Monday seemed fairly good in my memory, but my memory is rather sketchy in recent days, and Tuesday held a problem like Sunday, and unlike all that I recall of Monday. Tuesday started okay. I actually climbed stairs with energy and ease for a meeting that morning. I only started to get winded on the last flight of stairs some three floors up. I felt a good deal less steady the half-hour later, so I took the elevator down.

Later in the morning I felt the urge to visit 'the little room down the hall' and I walked down the middle of the comfortably broad hallway, as I often do in order to avoid traffic as people sometimes hurriedly leave their offices or cubicles. That very thing happened as one happy and hyper coworker swiftly left her work place on a similar mission in the other direction. The restrooms are on the other side of the floor but I like going clockwise around the work spaces in the middle and others like going counterclockwise. So while I zigged to the destination, Edith zagged and we met in the middle.

Did I mention that I don't like the idea of falling?
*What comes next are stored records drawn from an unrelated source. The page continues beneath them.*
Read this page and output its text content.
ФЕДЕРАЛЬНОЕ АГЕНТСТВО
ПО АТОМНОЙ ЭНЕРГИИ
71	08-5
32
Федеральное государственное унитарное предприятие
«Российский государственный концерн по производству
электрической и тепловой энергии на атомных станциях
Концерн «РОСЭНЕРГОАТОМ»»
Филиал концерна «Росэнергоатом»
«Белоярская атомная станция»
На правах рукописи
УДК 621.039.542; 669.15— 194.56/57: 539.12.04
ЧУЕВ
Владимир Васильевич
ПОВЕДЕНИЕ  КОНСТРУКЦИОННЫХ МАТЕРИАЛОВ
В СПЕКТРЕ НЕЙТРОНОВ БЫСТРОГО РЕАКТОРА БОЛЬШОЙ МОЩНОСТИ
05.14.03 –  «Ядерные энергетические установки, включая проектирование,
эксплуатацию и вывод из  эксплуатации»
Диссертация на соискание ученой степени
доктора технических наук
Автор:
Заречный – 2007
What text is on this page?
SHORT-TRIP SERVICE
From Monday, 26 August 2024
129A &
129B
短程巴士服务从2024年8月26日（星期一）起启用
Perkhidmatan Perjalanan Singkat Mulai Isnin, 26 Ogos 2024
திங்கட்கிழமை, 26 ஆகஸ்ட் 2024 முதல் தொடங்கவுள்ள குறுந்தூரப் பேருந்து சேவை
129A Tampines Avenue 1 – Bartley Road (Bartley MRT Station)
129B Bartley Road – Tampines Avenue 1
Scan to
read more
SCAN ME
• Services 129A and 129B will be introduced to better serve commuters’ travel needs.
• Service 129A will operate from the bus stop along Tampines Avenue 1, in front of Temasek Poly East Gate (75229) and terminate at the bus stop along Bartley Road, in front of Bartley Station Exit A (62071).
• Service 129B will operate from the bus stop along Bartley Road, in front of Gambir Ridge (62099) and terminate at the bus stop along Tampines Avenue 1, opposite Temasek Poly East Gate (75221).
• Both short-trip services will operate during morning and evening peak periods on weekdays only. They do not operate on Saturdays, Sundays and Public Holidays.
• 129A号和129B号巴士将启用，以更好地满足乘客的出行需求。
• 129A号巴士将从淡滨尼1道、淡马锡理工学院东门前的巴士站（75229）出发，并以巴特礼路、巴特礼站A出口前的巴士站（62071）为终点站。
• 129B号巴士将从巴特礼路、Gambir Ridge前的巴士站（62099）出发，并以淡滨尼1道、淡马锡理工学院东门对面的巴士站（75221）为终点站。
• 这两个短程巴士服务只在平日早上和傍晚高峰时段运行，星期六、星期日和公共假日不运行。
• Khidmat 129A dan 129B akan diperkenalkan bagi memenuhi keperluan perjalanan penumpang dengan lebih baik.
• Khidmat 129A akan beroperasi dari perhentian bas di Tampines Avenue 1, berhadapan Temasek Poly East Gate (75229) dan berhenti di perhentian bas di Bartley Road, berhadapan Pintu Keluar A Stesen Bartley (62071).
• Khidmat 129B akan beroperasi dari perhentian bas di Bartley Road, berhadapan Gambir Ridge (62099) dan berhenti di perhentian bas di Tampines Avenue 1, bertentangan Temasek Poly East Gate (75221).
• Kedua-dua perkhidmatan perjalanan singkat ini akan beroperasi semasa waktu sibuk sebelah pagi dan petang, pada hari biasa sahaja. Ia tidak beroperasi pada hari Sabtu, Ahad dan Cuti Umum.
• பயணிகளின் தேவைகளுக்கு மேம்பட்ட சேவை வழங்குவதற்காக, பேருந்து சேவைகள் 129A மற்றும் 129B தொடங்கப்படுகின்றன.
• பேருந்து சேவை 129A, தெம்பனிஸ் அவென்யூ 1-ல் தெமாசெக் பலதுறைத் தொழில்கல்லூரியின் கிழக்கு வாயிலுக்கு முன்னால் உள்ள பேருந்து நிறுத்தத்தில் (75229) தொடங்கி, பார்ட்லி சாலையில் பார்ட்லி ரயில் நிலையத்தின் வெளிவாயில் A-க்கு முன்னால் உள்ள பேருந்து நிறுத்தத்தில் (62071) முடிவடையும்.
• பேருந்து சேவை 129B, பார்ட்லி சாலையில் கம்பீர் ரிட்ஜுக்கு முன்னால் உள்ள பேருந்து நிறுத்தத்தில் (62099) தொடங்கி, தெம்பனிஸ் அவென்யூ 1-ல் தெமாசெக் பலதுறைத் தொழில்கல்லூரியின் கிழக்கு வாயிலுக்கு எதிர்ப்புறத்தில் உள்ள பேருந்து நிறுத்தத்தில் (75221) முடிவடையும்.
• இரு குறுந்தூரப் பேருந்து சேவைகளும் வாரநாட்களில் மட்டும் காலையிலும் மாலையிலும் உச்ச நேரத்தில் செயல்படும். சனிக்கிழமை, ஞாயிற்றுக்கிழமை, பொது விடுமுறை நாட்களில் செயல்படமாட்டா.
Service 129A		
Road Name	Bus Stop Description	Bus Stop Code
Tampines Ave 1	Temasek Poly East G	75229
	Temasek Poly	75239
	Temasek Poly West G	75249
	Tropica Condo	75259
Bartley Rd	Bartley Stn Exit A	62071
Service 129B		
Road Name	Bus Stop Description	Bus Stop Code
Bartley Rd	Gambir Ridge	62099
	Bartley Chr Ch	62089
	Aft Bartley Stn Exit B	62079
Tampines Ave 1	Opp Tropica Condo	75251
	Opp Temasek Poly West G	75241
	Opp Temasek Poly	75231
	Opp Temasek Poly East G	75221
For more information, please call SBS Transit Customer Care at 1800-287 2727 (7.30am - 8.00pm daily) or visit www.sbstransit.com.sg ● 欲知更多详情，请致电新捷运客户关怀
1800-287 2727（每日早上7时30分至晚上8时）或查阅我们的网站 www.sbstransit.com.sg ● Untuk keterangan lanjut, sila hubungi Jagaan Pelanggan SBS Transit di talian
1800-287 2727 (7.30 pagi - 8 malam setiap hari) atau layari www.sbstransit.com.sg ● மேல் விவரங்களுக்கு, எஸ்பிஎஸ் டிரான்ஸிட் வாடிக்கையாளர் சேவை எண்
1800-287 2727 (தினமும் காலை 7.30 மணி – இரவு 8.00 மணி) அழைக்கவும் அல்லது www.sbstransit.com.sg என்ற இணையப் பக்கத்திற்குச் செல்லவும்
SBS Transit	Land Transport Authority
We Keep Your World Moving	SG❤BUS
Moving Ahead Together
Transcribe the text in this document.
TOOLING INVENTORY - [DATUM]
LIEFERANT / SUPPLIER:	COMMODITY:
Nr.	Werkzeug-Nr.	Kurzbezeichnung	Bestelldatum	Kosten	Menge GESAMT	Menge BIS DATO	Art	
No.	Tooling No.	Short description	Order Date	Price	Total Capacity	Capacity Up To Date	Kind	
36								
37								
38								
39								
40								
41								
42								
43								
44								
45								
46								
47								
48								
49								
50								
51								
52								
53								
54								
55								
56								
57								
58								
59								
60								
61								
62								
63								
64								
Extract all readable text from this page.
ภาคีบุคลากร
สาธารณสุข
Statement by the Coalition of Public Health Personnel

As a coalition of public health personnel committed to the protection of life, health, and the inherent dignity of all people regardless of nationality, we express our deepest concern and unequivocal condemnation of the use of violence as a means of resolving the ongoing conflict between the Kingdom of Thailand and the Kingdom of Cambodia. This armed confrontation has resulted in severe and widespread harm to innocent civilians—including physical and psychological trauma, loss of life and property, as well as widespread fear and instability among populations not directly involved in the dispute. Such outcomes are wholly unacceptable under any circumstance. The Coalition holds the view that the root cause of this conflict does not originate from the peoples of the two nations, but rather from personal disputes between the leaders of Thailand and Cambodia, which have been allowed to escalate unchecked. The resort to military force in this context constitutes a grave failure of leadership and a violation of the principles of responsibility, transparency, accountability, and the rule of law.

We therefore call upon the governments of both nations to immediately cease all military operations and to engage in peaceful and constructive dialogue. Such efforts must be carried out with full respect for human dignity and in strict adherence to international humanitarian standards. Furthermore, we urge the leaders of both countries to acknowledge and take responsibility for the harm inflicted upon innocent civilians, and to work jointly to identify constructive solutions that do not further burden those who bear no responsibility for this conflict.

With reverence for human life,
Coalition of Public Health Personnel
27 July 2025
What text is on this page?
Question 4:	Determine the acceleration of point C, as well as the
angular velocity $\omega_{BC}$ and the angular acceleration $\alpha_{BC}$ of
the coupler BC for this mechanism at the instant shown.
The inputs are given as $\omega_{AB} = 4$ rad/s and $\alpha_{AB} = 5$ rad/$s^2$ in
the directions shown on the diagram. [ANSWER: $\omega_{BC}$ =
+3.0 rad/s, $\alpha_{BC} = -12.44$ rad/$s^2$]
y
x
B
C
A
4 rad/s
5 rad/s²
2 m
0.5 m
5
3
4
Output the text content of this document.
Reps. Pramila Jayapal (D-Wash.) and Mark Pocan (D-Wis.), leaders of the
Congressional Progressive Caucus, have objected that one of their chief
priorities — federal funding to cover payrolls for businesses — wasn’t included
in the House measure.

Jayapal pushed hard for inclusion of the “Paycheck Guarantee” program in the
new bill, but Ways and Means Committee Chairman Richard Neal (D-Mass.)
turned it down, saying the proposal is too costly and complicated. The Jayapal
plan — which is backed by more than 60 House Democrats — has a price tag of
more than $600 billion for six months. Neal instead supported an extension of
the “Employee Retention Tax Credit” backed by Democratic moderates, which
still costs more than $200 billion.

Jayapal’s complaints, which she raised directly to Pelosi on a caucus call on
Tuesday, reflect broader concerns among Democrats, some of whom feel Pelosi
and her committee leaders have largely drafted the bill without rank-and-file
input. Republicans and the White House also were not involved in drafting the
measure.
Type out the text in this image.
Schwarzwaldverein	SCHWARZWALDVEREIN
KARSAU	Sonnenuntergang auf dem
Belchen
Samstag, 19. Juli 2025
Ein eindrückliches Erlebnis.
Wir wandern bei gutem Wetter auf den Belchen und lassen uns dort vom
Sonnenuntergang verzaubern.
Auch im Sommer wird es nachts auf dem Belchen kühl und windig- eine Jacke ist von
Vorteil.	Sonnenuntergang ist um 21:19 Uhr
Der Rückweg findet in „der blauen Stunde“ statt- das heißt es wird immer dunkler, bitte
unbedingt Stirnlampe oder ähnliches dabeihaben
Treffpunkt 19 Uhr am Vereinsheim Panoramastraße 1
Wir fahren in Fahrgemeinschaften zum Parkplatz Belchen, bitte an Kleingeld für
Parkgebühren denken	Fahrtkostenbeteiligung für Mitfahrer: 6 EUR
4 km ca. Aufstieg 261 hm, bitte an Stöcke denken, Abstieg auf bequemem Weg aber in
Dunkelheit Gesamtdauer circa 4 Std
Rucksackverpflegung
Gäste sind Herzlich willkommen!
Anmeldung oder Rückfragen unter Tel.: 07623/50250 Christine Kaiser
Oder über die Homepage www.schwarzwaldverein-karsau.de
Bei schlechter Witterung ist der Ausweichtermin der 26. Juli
Well, when I stop abruptly the sense of continuing in motion doesn't always stop with me. The good Dr. Brittany recently asked me about the "stressors" in my life and that is one of them. Sometimes I can see I am standing still but I don't feel like I am still. Fortunately, in this instance Tuesday, there was a chair just a step away and I used it. This near-miss was not exactly an auto accident but it made me as unsettled as the day I snapped awake at a traffic light, thought I had the green turn arrow, and drove into the intersection. It seems that an on-coming car, which did indeed have the green light, missed me but it was obvious that the driver was on the edge of his control that kept him from veering into the corner gas station as he evaded me. I stopped and looked around, discovering that I obviously did NOT have a green light. I was that kind of 'shook up' over an otherwise 'laugh and go on' non-moment with Edith.

Back to today, Wednesday, I did remember to bring my cane, although I twice forgot where I put it after getting it out of the closet this morning. It did help, both in the anticipated flag that encouraged people to give me a tad more space when I left chapel, and a forgotten feeling of extra support when I leaned against the wall awaiting an elevator. The cane was suggested weeks ago by my boss. I was picturing that it would be yet another thing to keep track of when I felt like falling over, although the thought that I could use it to help myself up off the floor that kept it in mind. Fortunately, I have only fallen about three or four times since this began a year or so ago--not counting the times I tried to stand up and fell back onto the bed or chair. Dr. Jennifer said that those kinds of falls don't count. Then too, neither does the one when I was lunging to someone's rescue in a dream and found myself on the floor beside my bed. Strange, I laughed at that, but couldn't Tuesday.

I suppose, as Dr. Brittany asked, but I don't recall spending much time allowing for an answer (or was that yet another gap in my memory?), this unfamiliar business of not 'being all there' is a tad stressful. I don't try to let on because I am not in pain or otherwise suffering, so it seems inappropriate to get the extra consideration. On the other hand, that is what I advertised when using my cane. I feel so increasingly worthless, but the social concession of a little more room is sufficient attention. I may feel weak but I don't want to appear weak, which may be why I haven't used the cane up until now. Still, with the cane I feel a bit more sturdy, so that is a fair trade off.